Police used new legislation to force James Devlin and his three sons to forfeit belongings when they were declared unable to pay back nearly £86,000 to cover costs of tools and goods stolen during a massive crime spree.
The sale included a diamond ring which netted £13,433, and two Rolex watches that sold for more than £10,000. In addition, more than £9,000 in cash was also recovered.
Half of the £29,015 recovered will go to the Home Office with Northamptonshire Police retaining the rest.
DS Giles Campling, from the Force’s Financial Investigation Unit, said: “This gang was behind more than 120 thefts across the county and were successfully convicted in 2019.
"Using a new strand of legislation under the Proceeds of Crime Act we have been able to seized assets, in this case jewellery, which were found during our investigation.
“The vast majority of crime we see is carried out through greed to make money and to lead an easy lifestyle.
"The POCA legislation is a powerful tool which can claw back money from criminals, even those serving jail terms. It sends a message to others that a life of crime does not pay.”

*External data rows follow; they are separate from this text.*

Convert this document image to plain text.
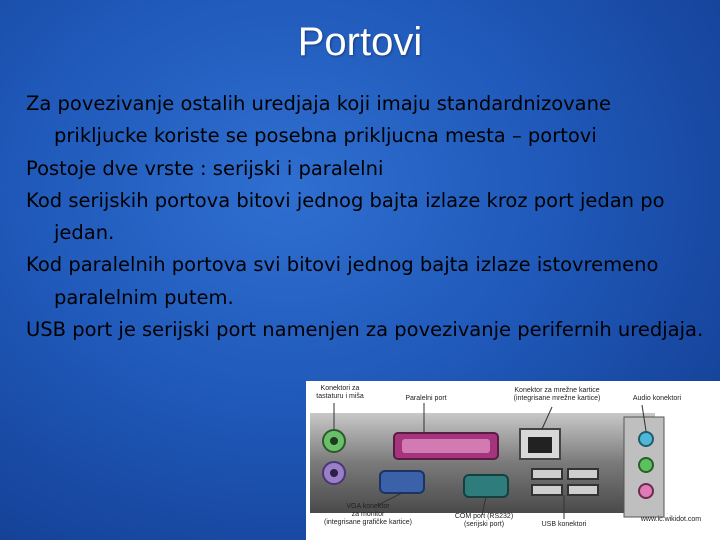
Portovi

Za povezivanje ostalih uredjaja koji imaju standardnizovane prikljucke koriste se posebna prikljucna mesta – portovi

Postoje dve vrste : serijski i paralelni

Kod serijskih portova bitovi jednog bajta izlaze kroz port jedan po jedan.

Kod paralelnih portova svi bitovi jednog bajta izlaze istovremeno paralelnim putem.

USB port je serijski port namenjen za povezivanje perifernih uredjaja.

Konektori za
tastaturu i miša	Paralelni port
Konektor za mrežne kartice
(integrisane mrežne kartice)	Audio konektori
VGA konektor
za monitor
(integrisane grafičke kartice)
COM port (RS232)
(serijski port)	USB konektori
www.ic.wikidot.com
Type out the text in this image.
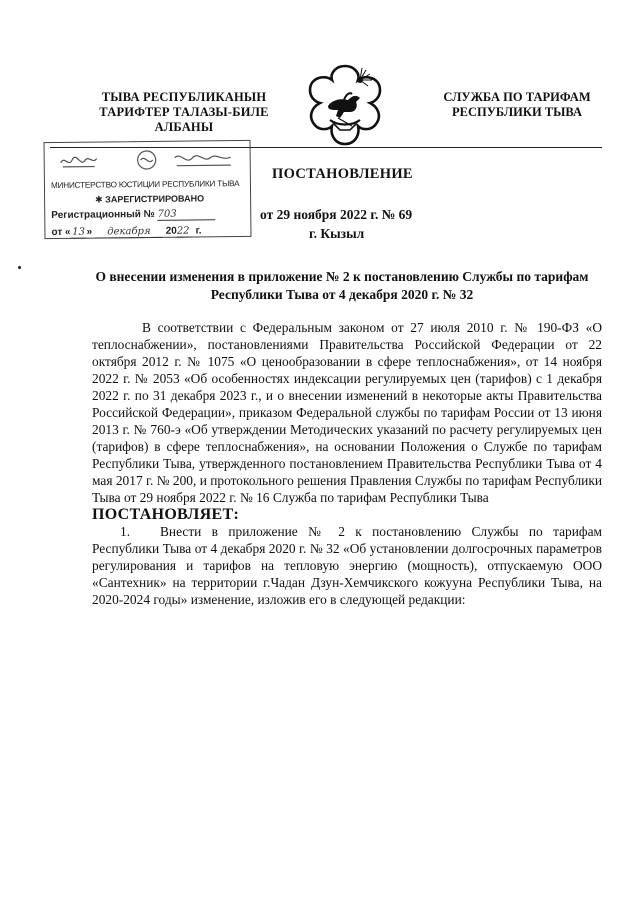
ТЫВА РЕСПУБЛИКАНЫН
ТАРИФТЕР ТАЛАЗЫ-БИЛЕ
АЛБАНЫ
СЛУЖБА ПО ТАРИФАМ
РЕСПУБЛИКИ ТЫВА
МИНИСТЕРСТВО ЮСТИЦИИ РЕСПУБЛИКИ ТЫВА
✱ ЗАРЕГИСТРИРОВАНО
Регистрационный № 703
от « 13 » декабря 2022 г.
ПОСТАНОВЛЕНИЕ
от 29 ноября 2022 г. № 69
г. Кызыл
О внесении изменения в приложение № 2 к постановлению Службы по тарифам Республики Тыва от 4 декабря 2020 г. № 32

В соответствии с Федеральным законом от 27 июля 2010 г. № 190-ФЗ «О теплоснабжении», постановлениями Правительства Российской Федерации от 22 октября 2012 г. № 1075 «О ценообразовании в сфере теплоснабжения», от 14 ноября 2022 г. № 2053 «Об особенностях индексации регулируемых цен (тарифов) с 1 декабря 2022 г. по 31 декабря 2023 г., и о внесении изменений в некоторые акты Правительства Российской Федерации», приказом Федеральной службы по тарифам России от 13 июня 2013 г. № 760-э «Об утверждении Методических указаний по расчету регулируемых цен (тарифов) в сфере теплоснабжения», на основании Положения о Службе по тарифам Республики Тыва, утвержденного постановлением Правительства Республики Тыва от 4 мая 2017 г. № 200, и протокольного решения Правления Службы по тарифам Республики Тыва от 29 ноября 2022 г. № 16 Служба по тарифам Республики Тыва

ПОСТАНОВЛЯЕТ:

1. Внести в приложение № 2 к постановлению Службы по тарифам Республики Тыва от 4 декабря 2020 г. № 32 «Об установлении долгосрочных параметров регулирования и тарифов на тепловую энергию (мощность), отпускаемую ООО «Сантехник» на территории г.Чадан Дзун-Хемчикского кожууна Республики Тыва, на 2020-2024 годы» изменение, изложив его в следующей редакции:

A major investigation launched following thefts — mainly of tools from motor vehicles across South Northamptonshire — resulted in a raid on the Dun Roamin caravan park, near Brackley, in February 2018.
James Devlin, 51, and his sons Jimmy Noel and Hughie — aged between 20 and 29 — all received jail terms of between 12 and 18 months after pleading guilty to conspiracy to steal property in June 2019.
A youth, who was 16 at the time and cannot be named for legal reasons, was given a youth rehabilitation order with two years supervision, six months on a tagged night time curfew and 120 hours of unpaid work.
Northampton Crown Court was told the gang amassed their haul by mainly targeting trade vans as well as goods from shops and petrol stations.
This was one of the first successes for the Force’s own eBay site after years selling assets via another force’s site paying them a small commission.